We start with a 9 mile team time trial around Naples, starting atop the hill overlooking the city and cutting down through many corners before finishing the Plaza de San Francesco.

Stage 2: Naples- Mount Vesuvius 93.1 miles/150km

The scene of what this Giro will be like is established immediately by this frankly evil stage that sets to confirm the motto that the race is the ‘toughest race in the world’s most beautiful place’. Starting out in front of Naples cathedral, the race heads toward the Sorrento coast, taking in the beautiful vistas before curving back in towards the mountain that has been dominating the scene the last couple of days. We simply have to climb Vesuvius, so the race has its first summit finish on day two.

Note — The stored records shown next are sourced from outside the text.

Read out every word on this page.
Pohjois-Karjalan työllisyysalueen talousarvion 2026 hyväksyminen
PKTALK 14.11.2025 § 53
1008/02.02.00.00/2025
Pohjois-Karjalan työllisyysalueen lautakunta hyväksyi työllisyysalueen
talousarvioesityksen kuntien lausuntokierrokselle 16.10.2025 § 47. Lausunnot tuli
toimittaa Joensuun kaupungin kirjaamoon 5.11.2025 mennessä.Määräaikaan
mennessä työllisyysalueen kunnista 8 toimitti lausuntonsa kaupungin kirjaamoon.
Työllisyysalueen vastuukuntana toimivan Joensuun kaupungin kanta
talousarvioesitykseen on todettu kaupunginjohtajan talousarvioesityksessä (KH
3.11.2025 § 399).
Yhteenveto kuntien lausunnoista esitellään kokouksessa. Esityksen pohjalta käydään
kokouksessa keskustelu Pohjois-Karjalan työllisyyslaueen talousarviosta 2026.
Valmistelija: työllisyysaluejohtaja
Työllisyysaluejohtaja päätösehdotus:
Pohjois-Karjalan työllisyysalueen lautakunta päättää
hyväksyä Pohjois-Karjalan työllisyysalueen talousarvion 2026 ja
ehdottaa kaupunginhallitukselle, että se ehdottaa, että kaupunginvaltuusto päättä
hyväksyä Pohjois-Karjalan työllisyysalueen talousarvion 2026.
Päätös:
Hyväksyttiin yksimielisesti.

Stage 3: Pompeii-Castellebate 125.1 miles/201.3km

Starting in Pompeii, the race heads out for a lumpy run with a flat finishing straight to give the sprinters their first opportunity at victory in Castellabate, a big producer of wine, mozeralla and olive oil. Pompeii of course we all know about, and the riders will hope that no one springs as explosive a suprise that Vesuvius was to the town on the hills in the middle of the course.

Stage 4: Scalea-Tropea 104.5 miles/168.2km

Another coastal stage that is a it cruel- it features a long flat run until the very end, where the race ascends to Tropea for stunning vistas across the ocean, as well as tearing the race apart again. By this point, the key contenders have had three stages out of four to gain time, and should be able to settle into a comfortable patch. Tropea is famous for its beaches, red onions and alike, although I doubt the riders will be too keen to dabble, even if it is May. The start town of Scalea is one of those lovely looking terraced villages, which should look delightful in the morning sun.

Stage 5: Tropea-Canazaro 92.7miles/149km

Another typical lumpy Giro stage as the race cuts across from one coast to another, rolling over the sparse Italian country side. It then heads neatly inland for an uphill sprint finish in Canazaro.

Stage 6: Soverato-Reggio Calabria 101.2kmiles/162.8km

A nice flat coastal stage to Reggio Calabria, the beautiful coastal town, which gives the sprinters another opportunity before the next days third summit finish of the race. Expect crosswinds, echelons and coastal views acorss the ocean. Soverato is a sleepy town,fitting given this stage is a lull before the storm the next day, whilst Reggio Calabria is a beautiful town rich with history, that will provide the race hub for the next few days with the transfers across the Strait of Messina and the journey to Foggia on the rest day.

Stage 7: Messina-Mount Etna  104.5miles/168.2km

The final day of the first week, before the first restday, is an opportunity to kill the race, if only Etna was a little steeper. Given it isn’t the race, shouldn’t be as explosive as the terrain it crosses, but with two ascents of the mountain, it may give someone a good buffer going into the second week.